Reaching out to fellow seafarers is something God has placed on the hearts of several people aboard Logos Hope. A team joined chaplains from the Sailors’ Society and Seafarers’ Care mission in Tema’s busy dockyard.
Other vessels had noticed the ‘nice white ship’ and wanted to know more about its purpose. Hearing that she sails with crew from 60 different nations who may not see their families for two years impressed the captains – but they were left speechless by the fact that no one on board gets paid!
One Ukrainian sailor approached the team to say, in broken English, “Since 10 years I have Jesus in my heart. I am happy.” The man, named Sasha, shared his struggle to witness to younger sailors who enjoy the things of the world. The group was prompted to return with a gift of devotional books for Sasha and an encouraging card, written by a Ukrainian serving on Logos Hope.
“You sometimes have an image of seafarers, because it’s an intimidating environment,” says Elisa Leuenberger (Switzerland), who works in Logos Hope’s engine department. “It was great to see them being so friendly towards us.” She continues, “Container ships seem so vast and hard to access, but inside them, there are just 20 bored people a long way from home. Our ship might have someone who can speak their language or remind them of home.”

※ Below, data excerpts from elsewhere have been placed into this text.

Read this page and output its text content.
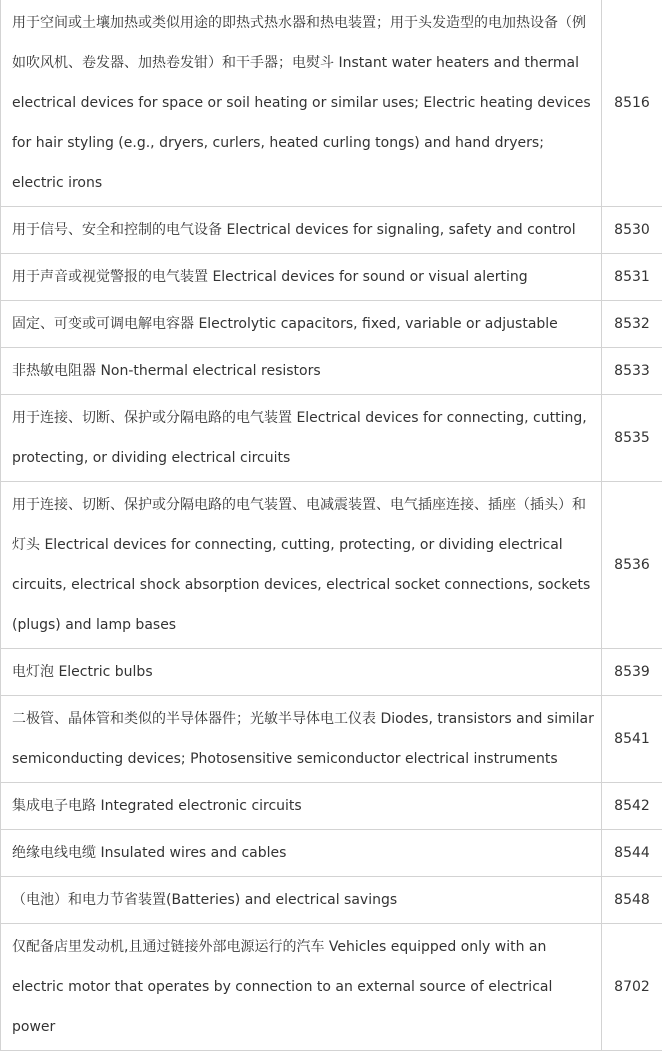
用于空间或土壤加热或类似用途的即热式热水器和热电装置；用于头发造型的电加热设备（例如吹风机、卷发器、加热卷发钳）和干手器；电熨斗 Instant water heaters and thermal electrical devices for space or soil heating or similar uses; Electric heating devices for hair styling (e.g., dryers, curlers, heated curling tongs) and hand dryers; electric irons	8516
用于信号、安全和控制的电气设备 Electrical devices for signaling, safety and control	8530
用于声音或视觉警报的电气装置 Electrical devices for sound or visual alerting	8531
固定、可变或可调电解电容器 Electrolytic capacitors, fixed, variable or adjustable	8532
非热敏电阻器 Non-thermal electrical resistors	8533
用于连接、切断、保护或分隔电路的电气装置 Electrical devices for connecting, cutting, protecting, or dividing electrical circuits	8535
用于连接、切断、保护或分隔电路的电气装置、电减震装置、电气插座连接、插座（插头）和灯头 Electrical devices for connecting, cutting, protecting, or dividing electrical circuits, electrical shock absorption devices, electrical socket connections, sockets (plugs) and lamp bases	8536
电灯泡 Electric bulbs	8539
二极管、晶体管和类似的半导体器件；光敏半导体电工仪表 Diodes, transistors and similar semiconducting devices; Photosensitive semiconductor electrical instruments	8541
集成电子电路 Integrated electronic circuits	8542
绝缘电线电缆 Insulated wires and cables	8544
（电池）和电力节省装置(Batteries) and electrical savings	8548
仅配备店里发动机,且通过链接外部电源运行的汽车 Vehicles equipped only with an electric motor that operates by connection to an external source of electrical power	8702
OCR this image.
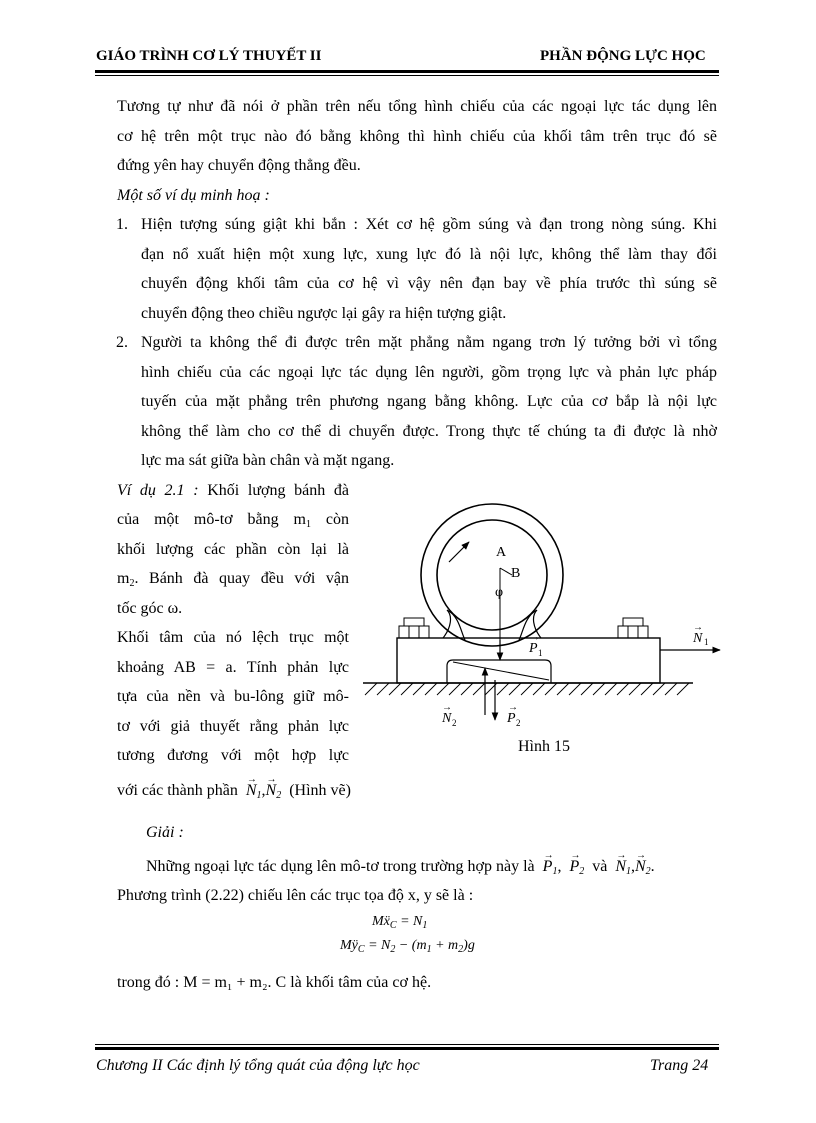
GIÁO TRÌNH CƠ LÝ THUYẾT II	PHẦN ĐỘNG LỰC HỌC
Tương tự như đã nói ở phần trên nếu tổng hình chiếu của các ngoại lực tác dụng lên
cơ hệ trên một trục nào đó bằng không thì hình chiếu của khối tâm trên trục đó sẽ
đứng yên hay chuyển động thẳng đều.
Một số ví dụ minh hoạ :
1. Hiện tượng súng giật khi bắn : Xét cơ hệ gồm súng và đạn trong nòng súng. Khi
đạn nổ xuất hiện một xung lực, xung lực đó là nội lực, không thể làm thay đổi
chuyển động khối tâm của cơ hệ vì vậy nên đạn bay về phía trước thì súng sẽ
chuyển động theo chiều ngược lại gây ra hiện tượng giật.
2. Người ta không thể đi được trên mặt phẳng nằm ngang trơn lý tưởng bởi vì tổng
hình chiếu của các ngoại lực tác dụng lên người, gồm trọng lực và phản lực pháp
tuyến của mặt phẳng trên phương ngang bằng không. Lực của cơ bắp là nội lực
không thể làm cho cơ thể di chuyển được. Trong thực tế chúng ta đi được là nhờ
lực ma sát giữa bàn chân và mặt ngang.
Ví dụ 2.1 : Khối lượng bánh đà
của một mô-tơ bằng $m_1$ còn
khối lượng các phần còn lại là
$m_2$. Bánh đà quay đều với vận
tốc góc ω.
Khối tâm của nó lệch trục một
khoảng AB = a. Tính phản lực
tựa của nền và bu-lông giữ mô-
tơ với giả thuyết rằng phản lực
tương đương với một hợp lực
với các thành phần → $N_1,\to N_2$ (Hình vẽ)
A
B
φ
N 1
→
P 1
→
N 2
→
P 2
→
Hình 15
Giải :
Những ngoại lực tác dụng lên mô-tơ trong trường hợp này là → $P_1$,  → $P_2$ và → $N_1,\to N_2$.
Phương trình (2.22) chiếu lên các trục tọa độ x, y sẽ là :
Mẍ$_C$ = $N_1$
$Mÿ_C = N_2 - (m_1 + m_2)g$
trong đó : M = m₁ + m₂. C là khối tâm của cơ hệ.
Chương II Các định lý tổng quát của động lực học	Trang 24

Initial contact led to repeat visits, with Indians and Sri Lankans from one vessel taking up the offer of a tour of Logos Hope, then inviting a party to join them for lunch the following day. The Sikh captain accepted Gospel booklets and prayer before departing Ghana, to cross the Atlantic.
Connecting with other ships appealed to Ester Hansen (Brazil), who has previously worked as an oceanographer. “Sailors are kind of an unreached people,” she says, “They need Jesus and it may be easier to talk to them in this way than if we were in their own countries. They can also spread the word as they travel.”
The outreach may become a more permanent ‘passion group’, or free time activity, for Logos Hope’s community. In honour of the side opening found on many ships, the current leading nickname is “shell door to shell door ministry”.